# E36 - steering clunk



## andy_thomas (Oct 7, 2002)

Hello chaps and chappesses, Andy here. First time poster, so please go easy!

I have a 1995 318is which is exhibiting a "clunk" when the wheel is turned with the motor running. It manifests itself as a low-frequency thud felt through the steering wheel and, to a lesser extent, the floor of the car. 

When the wheel is turned - especially from the straight-ahead position - resistance builds up and is then released with a "clunk". It's most noticeable when the car is stopped - it happens when driving, too, but it's easier to isolate with no other noise or vibration. When the engine is switched off, there is no clunking or thudding - no matter how fast or far you turn the wheel. The steering is otherwise tight and precise, with little slop. There is no PAS fluid loss, and no leaking from the gaiters or the hoses.

I've checked the archives and Google etc, and the usual suspects - anti-roll bar links, spring binding, even a cracked subframe - are all OK on the car. I've had new springs, shocks, ARB links and LCA bushings and balljoints recently (replacing parts only because they were steadily wearing out through 81,000 hard-driven miles, not in an effort to eradicate the clunking!).

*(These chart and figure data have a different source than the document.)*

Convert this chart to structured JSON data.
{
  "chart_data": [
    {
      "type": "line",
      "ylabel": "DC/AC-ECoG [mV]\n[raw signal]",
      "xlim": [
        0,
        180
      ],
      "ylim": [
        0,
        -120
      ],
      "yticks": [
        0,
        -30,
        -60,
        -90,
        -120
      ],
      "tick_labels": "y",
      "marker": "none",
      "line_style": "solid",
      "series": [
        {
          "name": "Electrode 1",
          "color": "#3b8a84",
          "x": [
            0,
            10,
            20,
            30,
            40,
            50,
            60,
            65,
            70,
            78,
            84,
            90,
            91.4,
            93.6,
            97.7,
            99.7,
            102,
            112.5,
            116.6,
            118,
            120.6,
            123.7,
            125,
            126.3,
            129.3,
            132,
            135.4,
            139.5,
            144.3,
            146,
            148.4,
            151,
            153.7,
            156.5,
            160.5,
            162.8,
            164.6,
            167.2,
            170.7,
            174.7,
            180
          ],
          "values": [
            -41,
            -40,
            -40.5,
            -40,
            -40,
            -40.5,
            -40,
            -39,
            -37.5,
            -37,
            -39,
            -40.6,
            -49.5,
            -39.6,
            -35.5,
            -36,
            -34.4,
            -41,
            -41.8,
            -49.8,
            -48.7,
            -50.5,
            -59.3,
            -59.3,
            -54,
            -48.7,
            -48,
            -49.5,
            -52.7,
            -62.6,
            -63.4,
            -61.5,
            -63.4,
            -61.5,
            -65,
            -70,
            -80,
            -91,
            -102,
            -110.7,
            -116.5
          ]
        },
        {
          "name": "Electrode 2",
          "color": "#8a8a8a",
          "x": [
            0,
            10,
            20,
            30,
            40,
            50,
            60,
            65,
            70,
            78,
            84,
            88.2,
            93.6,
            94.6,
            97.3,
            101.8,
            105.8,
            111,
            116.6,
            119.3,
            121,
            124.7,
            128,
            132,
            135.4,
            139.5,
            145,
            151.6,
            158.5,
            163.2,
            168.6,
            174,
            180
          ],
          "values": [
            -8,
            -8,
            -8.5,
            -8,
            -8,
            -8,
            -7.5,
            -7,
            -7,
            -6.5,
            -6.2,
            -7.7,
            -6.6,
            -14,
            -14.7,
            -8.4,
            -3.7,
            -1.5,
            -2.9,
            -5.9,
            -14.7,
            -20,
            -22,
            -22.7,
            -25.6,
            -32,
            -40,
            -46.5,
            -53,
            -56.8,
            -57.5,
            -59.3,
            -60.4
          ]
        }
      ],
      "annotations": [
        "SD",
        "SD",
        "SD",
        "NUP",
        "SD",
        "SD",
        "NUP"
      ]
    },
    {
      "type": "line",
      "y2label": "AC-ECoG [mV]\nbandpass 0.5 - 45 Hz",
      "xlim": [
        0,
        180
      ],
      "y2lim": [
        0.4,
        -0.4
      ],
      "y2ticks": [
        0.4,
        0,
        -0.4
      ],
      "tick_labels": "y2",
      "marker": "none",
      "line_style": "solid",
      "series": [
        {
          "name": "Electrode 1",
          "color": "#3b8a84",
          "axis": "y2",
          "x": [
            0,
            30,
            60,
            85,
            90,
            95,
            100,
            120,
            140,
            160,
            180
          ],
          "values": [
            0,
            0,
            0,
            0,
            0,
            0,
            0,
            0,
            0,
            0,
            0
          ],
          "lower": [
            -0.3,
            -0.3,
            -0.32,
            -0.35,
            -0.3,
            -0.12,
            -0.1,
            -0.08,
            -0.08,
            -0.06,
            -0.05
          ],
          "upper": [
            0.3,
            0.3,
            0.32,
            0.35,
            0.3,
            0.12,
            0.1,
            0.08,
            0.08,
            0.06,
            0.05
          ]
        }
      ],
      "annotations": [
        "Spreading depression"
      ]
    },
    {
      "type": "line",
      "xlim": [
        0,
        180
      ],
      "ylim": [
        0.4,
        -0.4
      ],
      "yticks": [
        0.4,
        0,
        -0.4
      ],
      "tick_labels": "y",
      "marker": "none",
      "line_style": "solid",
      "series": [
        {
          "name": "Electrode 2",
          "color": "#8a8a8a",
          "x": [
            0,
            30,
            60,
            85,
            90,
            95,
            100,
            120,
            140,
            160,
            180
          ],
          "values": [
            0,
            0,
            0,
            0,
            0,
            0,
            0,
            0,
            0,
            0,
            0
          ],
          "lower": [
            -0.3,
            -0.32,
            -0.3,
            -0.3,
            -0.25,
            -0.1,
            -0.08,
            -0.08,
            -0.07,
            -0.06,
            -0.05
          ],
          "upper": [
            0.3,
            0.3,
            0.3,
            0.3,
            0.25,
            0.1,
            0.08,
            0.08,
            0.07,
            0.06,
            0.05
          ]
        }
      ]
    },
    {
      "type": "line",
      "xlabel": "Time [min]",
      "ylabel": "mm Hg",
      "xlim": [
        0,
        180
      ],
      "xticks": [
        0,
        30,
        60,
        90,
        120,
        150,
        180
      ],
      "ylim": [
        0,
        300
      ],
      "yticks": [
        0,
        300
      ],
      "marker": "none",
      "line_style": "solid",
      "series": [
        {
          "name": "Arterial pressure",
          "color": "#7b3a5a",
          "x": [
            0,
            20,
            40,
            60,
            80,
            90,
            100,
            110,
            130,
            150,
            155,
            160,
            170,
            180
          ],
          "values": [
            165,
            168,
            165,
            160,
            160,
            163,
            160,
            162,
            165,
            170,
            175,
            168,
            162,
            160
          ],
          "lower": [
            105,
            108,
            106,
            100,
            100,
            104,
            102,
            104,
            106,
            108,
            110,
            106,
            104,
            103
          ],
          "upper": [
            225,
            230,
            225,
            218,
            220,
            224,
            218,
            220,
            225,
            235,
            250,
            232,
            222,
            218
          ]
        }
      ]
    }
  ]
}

As it feels purely power-steering related, I suspect either the rack is causing delaying power assistance input, or the pump is bad. Before I go ahead and replace half the front end, has anyone else come across this (in the E36 chassis or otherwise)?

Comments welcome!

Cheers

Andy T


----------



## Eric Giles (Dec 22, 2001)

When you were replacing most of your suspension pieces-did you replace your upper strut bearings? This bearing allows the entire strut assembly to turn with the wheels, and it is possible that one or both of these bearings is bad causing your problem. I would either suspect these parts or the steering rack itself.


----------



## andy_thomas (Oct 7, 2002)

Thanks for the reply! I hadn't changed the upper strut bearings - they looked OK when I replaced the struts 10,000 miles ago and weren't making any noises before. Only in the last 2 or 3,000 miles has this noise appeared.

I have even (crosses fingers) tried switching the engine off while driving at 30 mph down a quiet, gentle hill and moving the wheel side to side. With the engine on, the clunk is audible; with the engine off, it goes away. I didn't do anything more than sway a bit from side to side with the motor off, before restarting. (Very dangerous if you try this with any traffic around...)

I think a new rack is on the horizon... damn


----------



## ///M-fan (Dec 5, 2017)

Andy did you ever get this fixed and what was the fix?
I’ve got exact same issue. Thx


----------